Miller established a 40,000-square-foot warehouse on Route 28 outside Hudson and soon — all while simultaneously establishing his law career — had auction houses and dealers coming to him to sell and source items. He even bought the grand old Hudson Elk’s lodge in the 1990s and ran his business from there for some time before selling it.
“I was in Hudson when it was becoming the antiques capital it it now,” Miller said. “Now, Collective Hudson is too far for me to supervise properly from an hour away in Kingston.”
The totality of Miller’s nearly half century of expertise and selective eye is evident in the auction catalog for Collective Hudson’s closing sale, which will be held with live auctioneers, virtually on Bidsquare and Invaluable.
“We’ve assembled a huge aray of amazing things,” Miller said. “These are beautiful, high-value, quality assets that will appreciate in value. One-of-a-kind stuff that’s timeless.”

Napoleonic Inkwell Circa 1840
Some of the most noticeable pieces in the auction are the smallest, and shiniest. There’s a Tiffany & Co watch that retails for $140,000 with a starting bid of $10,000. The authentic, custom-made watch is smothered in baguettes and round, brilliant cut diamonds, sapphires, and an 18 karat white gold bracelet watch with mother-of-pearl dial and sapphire hour markers.
Less flashy but more rare is the original, and possibly only, Angela Cummings Nocturnal Necklace, made for Tiffany & Company. The 18 karat gold collar necklace was designed by Cummings for Tiffany and it was photographed and included in its 1983 catalog. However, right about this time, according to Miller, Cummings announced she was leaving Tiffany to start her own studio. The piece was already in the catalog, but, apparently, no others were produced or made and she could not make it for her studio because it was designed for Tiffany. Miller’s research has found no evidence of another example of the piece, making it a one-of-a-kind artifact of Tiffany history, available at a starting bid of $7,000, though it will likely go for as much as $50,000.
With so many auctions behind him, Miller has a relaxed, almost philosophical attitude about his auction’s low prices.
“The interest and the market will determine the price,” he said. “It’s all contextual.

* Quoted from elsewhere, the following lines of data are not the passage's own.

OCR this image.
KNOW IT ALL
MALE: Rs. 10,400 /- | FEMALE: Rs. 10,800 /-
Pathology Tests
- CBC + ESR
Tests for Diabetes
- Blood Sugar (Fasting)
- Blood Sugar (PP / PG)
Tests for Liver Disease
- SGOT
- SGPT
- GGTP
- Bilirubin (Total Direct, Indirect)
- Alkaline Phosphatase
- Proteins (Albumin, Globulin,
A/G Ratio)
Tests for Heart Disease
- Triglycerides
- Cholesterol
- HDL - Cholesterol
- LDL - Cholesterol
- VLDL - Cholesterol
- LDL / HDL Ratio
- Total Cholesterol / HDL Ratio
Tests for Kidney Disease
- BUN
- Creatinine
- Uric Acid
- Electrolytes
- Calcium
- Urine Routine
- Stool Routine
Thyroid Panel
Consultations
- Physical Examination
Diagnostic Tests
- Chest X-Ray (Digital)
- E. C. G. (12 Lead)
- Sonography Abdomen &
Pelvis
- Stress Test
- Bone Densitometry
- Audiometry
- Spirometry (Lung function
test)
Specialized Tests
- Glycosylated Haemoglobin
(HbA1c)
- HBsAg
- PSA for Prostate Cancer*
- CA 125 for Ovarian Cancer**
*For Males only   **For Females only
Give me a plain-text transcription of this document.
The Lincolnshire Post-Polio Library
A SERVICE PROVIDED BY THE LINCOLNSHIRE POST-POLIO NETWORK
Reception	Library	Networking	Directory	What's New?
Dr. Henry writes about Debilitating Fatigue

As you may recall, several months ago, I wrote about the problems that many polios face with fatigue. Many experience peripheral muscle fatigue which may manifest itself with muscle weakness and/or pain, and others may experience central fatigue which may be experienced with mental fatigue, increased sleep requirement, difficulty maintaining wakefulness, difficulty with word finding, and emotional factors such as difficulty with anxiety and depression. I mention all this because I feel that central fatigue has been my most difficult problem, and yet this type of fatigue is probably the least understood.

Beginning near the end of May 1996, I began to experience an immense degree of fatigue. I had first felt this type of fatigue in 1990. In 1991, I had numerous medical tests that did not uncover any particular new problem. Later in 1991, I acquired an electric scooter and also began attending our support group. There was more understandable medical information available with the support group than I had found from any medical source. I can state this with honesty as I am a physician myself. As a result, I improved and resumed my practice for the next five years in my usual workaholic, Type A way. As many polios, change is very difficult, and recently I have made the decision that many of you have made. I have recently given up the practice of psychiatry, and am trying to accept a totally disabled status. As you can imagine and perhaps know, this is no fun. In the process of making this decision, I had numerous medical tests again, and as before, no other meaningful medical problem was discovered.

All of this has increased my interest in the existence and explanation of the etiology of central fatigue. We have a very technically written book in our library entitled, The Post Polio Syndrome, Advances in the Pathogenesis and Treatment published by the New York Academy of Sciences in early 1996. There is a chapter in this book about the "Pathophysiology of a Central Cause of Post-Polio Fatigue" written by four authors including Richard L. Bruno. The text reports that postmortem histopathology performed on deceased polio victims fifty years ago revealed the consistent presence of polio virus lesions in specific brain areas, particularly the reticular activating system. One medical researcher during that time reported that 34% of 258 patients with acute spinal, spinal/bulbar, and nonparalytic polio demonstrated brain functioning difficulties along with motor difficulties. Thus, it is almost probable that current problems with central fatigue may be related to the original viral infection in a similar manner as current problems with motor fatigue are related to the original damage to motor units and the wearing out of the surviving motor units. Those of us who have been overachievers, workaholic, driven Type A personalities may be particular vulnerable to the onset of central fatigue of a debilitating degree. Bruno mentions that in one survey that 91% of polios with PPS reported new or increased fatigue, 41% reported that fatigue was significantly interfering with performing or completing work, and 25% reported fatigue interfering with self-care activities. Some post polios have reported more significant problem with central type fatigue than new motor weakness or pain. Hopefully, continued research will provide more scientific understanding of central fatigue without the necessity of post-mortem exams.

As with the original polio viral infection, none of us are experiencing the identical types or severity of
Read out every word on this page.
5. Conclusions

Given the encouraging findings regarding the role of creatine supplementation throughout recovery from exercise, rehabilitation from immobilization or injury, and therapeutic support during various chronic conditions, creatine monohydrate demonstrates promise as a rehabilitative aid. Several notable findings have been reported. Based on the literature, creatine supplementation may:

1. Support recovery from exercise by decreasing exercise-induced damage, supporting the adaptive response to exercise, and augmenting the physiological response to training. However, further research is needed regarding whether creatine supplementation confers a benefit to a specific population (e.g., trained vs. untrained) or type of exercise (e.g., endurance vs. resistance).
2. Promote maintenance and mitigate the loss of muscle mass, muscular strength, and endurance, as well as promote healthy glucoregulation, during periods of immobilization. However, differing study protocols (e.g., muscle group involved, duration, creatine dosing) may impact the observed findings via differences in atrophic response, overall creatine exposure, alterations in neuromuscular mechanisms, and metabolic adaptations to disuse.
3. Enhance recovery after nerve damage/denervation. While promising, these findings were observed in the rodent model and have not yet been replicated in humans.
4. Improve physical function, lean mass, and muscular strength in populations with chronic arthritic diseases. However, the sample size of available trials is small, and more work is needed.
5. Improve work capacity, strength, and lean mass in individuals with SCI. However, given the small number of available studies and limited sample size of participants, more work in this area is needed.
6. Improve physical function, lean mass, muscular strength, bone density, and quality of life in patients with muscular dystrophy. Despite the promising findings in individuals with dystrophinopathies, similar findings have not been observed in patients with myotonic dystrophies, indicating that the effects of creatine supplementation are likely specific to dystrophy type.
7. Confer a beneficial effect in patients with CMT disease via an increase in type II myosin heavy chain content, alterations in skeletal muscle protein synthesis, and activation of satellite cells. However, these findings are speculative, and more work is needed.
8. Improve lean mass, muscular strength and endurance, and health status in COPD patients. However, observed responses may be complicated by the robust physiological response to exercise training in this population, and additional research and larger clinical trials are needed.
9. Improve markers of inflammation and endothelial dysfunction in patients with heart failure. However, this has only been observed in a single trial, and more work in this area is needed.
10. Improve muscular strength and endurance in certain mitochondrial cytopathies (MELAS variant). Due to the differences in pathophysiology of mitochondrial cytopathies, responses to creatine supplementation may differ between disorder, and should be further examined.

What makes a dollar worth a dollar? I don’t know how it will end up. That’s the fun of it.”
Miller says the auction, and leaving Hudson, is a step towards “gearing down” a bit as he gracefully glides into his 70s. But a slower pace is unlikely for the workaholic. Miller has a patent pending on new technology to fix the frustrating and too often glitchy online auction system. So while the gears are shifting, Miller clearly still has his foot on the gas.
The Collective Hudson auction catalog is a repository of spectacular, often museum-quality works of art and craftsmanship. Whether splurging on a big-ticket item or hunting for a steal, there seems to be a treasure for just about anyone.